Human beings have the freedom to construct unnatural ways of thinking and living that deviate from primary logic. We can build entire systems—ideologies, theories, identities—on unnatural foundations that may only loosely reflect reality. Over time, these constructions tend to collapse when tested against the reality of existence, because any ideology is only as good as the idea that gives rise to it. If that original idea is too far removed from the reality of how things actually work, the system built upon it will inevitably collapse—and the further the secondary logic is from reality, the faster that unraveling tends to occur.

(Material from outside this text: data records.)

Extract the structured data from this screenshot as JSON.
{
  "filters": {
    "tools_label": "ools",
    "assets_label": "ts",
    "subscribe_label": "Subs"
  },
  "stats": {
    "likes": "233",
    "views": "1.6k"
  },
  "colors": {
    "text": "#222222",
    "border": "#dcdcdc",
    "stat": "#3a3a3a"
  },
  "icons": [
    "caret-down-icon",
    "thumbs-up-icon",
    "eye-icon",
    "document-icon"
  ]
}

So the challenge is not to force reality to conform to our thinking, but to bring our thinking into closer alignment with reality. This begins with attention: observing what is, rather than what we assume or prefer. It means setting aside, as much as possible, the filters of personalized bias and agenda, and studying the patterns and principles that govern life itself. Studying the primary laws of the universe gives us the keys to understanding how they apply across all secondary dynamics. All forms of secondary logic exist within this larger field of primary logic. The more we understand the foundational patterns of the world—whether through science, observation, or careful reflection—the more clearly we can see how those patterns express themselves in every domain of life.

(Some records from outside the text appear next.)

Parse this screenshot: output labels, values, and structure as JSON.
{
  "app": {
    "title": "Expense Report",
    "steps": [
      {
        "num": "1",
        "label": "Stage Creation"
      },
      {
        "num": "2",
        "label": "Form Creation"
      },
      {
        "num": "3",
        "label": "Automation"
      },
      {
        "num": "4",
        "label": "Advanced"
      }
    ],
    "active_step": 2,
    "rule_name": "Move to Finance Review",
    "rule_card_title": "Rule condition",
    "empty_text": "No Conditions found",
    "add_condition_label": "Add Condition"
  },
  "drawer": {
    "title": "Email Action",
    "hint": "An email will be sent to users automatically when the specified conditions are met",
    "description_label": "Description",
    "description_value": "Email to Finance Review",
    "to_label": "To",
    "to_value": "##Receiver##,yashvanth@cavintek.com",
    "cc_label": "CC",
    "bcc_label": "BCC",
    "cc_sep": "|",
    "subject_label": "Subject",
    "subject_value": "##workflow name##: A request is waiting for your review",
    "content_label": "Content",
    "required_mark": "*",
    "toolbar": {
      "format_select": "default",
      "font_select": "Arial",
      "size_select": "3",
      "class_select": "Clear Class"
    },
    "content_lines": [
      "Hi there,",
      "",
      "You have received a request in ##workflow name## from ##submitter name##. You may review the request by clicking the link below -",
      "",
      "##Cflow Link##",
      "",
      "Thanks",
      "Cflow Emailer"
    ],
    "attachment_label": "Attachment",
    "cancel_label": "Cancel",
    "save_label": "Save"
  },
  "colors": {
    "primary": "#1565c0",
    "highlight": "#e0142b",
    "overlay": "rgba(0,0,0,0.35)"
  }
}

The rest of organic life is automatically aligned with the purposes and rhythms of nature. Human beings alone can choose to align ourselves with unreality and stimulate our brain/mind systems with a journey into the unnatural. The more we align with the reality of creation logic, the more in harmony with the universe and its laws we can become. It was in the spirit of such a core alignment that students aspiring to attend Plato’s Academy, an ancient Greek school of philosophy founded in Athens around 387 BCE, were told first to study the sacred geometry of the universe before their applications would be considered. Sacred geometry is a direct expression of universal energies and laws, and how they manifest here on Earth. The rest of the natural world operates in alignment with these patterns. Human beings alone can resist them, reinterpret them, or ignore them altogether. Yet the closer we come to living in accordance with primary reality, the more grounded, coherent, and integrated life tends to feel.
So perhaps being logical is not just about making sensible choices within a given situation. It is also about recognizing the level of logic we are using—and asking whether it rests on something real. It is worth pausing, now and then, to consider the larger framework we inhabit: the wonders of the universe within which we live, and the amazing bio-logical systems of self we inhabit. Both are expressions of the same underlying order. That order is always present. The question is whether we choose to notice it—and, in noticing, learn from it.